Page 1 of 1

unable to run DS job

Posted: Wed Mar 15, 2006 6:33 pm
by xli
Hi,

I have a old testing project, I can create and compile testing jobs against it but cannot run these job. Can anybody tell me what may cause this issue ?

Thanks in advance

xli

Posted: Wed Mar 15, 2006 6:39 pm
by ray.wurlod
More information please Jonny. After you compile the jobs, does the status change to Compiled in Director? How are you trying to run the job - from Director, from dsjob, or by some other means? What symptom indicates that the job can not run? Are any events recorded in the job log?

Posted: Wed Mar 15, 2006 6:57 pm
by xli
Hi, Ray

The job status changes to be "compiled" in Director after I comile it. I tried running it in both Designer and Director, there is no reaction. While I tried to run it by using dsjob, it took a while, then issue message as below :

$ bin/dsjob -run Training SimpleSevTest
Error running job

Status code = -14 DSJE_TIMEOUT

Obviously, there is none in the job log

Thanks

Posted: Wed Mar 15, 2006 7:11 pm
by ray.wurlod
What else is the machine doing? This code is usually an indication that the machine is overloaded; either the number of processes exceeds the limit, or the total demand for resources hugely exceeds supply. Failure to start in a timely fashion can also be influenced by too small a value for the T30FILE setting, or by very many entries in that job's log and/or in the &PH& directory. You need to check all of these things. For example, use top or sar to monitor how busy the system is.

Keep in mind, too, that a parallel job will want to create many processes; one conductor process, one section leader process per processing node, and up to one process per stage in the job design. Have you tried running on a single-node configuration file, to reduce the startup time and the total number of processes?

Posted: Wed Mar 15, 2006 7:45 pm
by xli
Hi, Ray

It doesn't work even for a simplest server job. However, same server job can run with no problem in another project in the same server.

xli

Posted: Wed Mar 15, 2006 8:14 pm
by daniel0623
Hi,
Ever I had same issue.Pls export your job,and import into a new project.Run it in new project.You'd better restart server before running.Good luck.

Posted: Wed Mar 15, 2006 8:18 pm
by ray.wurlod
Did you check any of the suggestions I made? Even though it's a server job (you posted in the parallel job forum) these suggestions are still valid.

Posted: Wed Mar 15, 2006 9:57 pm
by xli
well, I don't think that the machine is overloaded as I can still run the same job in other project residing on the same machine. Especially, to simplify this problem, I created a very simple server job to process a few . The testing result is the same.
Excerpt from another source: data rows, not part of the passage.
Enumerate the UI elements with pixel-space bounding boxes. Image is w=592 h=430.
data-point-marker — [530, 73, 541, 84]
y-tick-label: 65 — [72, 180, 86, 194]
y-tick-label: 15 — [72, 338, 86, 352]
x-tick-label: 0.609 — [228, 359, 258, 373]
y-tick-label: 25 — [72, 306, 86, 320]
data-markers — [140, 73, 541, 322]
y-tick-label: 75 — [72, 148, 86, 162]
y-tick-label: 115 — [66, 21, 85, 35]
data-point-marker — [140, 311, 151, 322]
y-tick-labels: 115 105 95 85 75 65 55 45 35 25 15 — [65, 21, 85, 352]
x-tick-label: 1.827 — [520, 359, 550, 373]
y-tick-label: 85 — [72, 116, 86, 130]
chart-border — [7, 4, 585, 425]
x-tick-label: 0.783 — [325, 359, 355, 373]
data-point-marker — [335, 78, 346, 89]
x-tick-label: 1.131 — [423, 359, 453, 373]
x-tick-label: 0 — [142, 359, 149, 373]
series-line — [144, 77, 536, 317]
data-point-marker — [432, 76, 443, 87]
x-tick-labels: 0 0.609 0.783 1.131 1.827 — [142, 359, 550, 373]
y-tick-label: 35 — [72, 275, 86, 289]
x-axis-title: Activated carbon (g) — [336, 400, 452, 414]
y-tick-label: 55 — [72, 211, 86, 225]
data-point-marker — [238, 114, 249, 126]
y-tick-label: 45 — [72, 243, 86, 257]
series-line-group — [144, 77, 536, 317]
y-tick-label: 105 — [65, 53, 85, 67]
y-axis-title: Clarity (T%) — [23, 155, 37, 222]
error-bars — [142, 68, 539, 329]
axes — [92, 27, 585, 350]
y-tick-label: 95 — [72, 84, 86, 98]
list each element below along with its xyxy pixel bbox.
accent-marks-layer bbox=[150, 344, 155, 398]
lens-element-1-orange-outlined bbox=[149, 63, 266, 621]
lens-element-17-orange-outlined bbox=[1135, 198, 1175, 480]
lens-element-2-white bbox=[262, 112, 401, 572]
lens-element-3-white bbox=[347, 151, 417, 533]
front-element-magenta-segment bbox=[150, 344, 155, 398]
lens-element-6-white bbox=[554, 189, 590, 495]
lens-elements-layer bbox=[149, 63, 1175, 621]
I presume that there were something wrong with this project. but I am not able to figure out what happened.

Posted: Wed Mar 15, 2006 10:45 pm
by kumar_s
Well, in that case, try to restart the server.
Try executing the command in Adminsitrator client.

Code: Select all

COUNT DS_JOBOBJECTS 
Make sure you get a valid count number rather than an error.

Posted: Wed Mar 15, 2006 11:21 pm
by xli
ok, I'll have to arrange to restart server later.

I run the COUNT DS_JOBOBJECTS against this project,

20849 records counted.

It seems there are too many objects in this project.

xli

Posted: Thu Mar 16, 2006 1:46 am
by ArndW
xli - there are not too many objects in your projects. The reason for doing a COUNT DS_JOBOBJECTS was to make DS traverse the whole set of file keys to make sure that each link was working, otherwise you would have gotten a fatal error message.

Can you try to create a very simple server job with no stages, in the Job Control section put in the statement CALL DSLogInfo("Hello World",""). Compile and try to run this job from either the command line or director.

If you still get a timeout then there is something very wrong in the project. First stop is to use the DS.TOOLS to reindex the repository files. If that fails, just out of curiosity, try to create a dummy routine in the manager with just one line as above and see if you can compile and test it in the manager.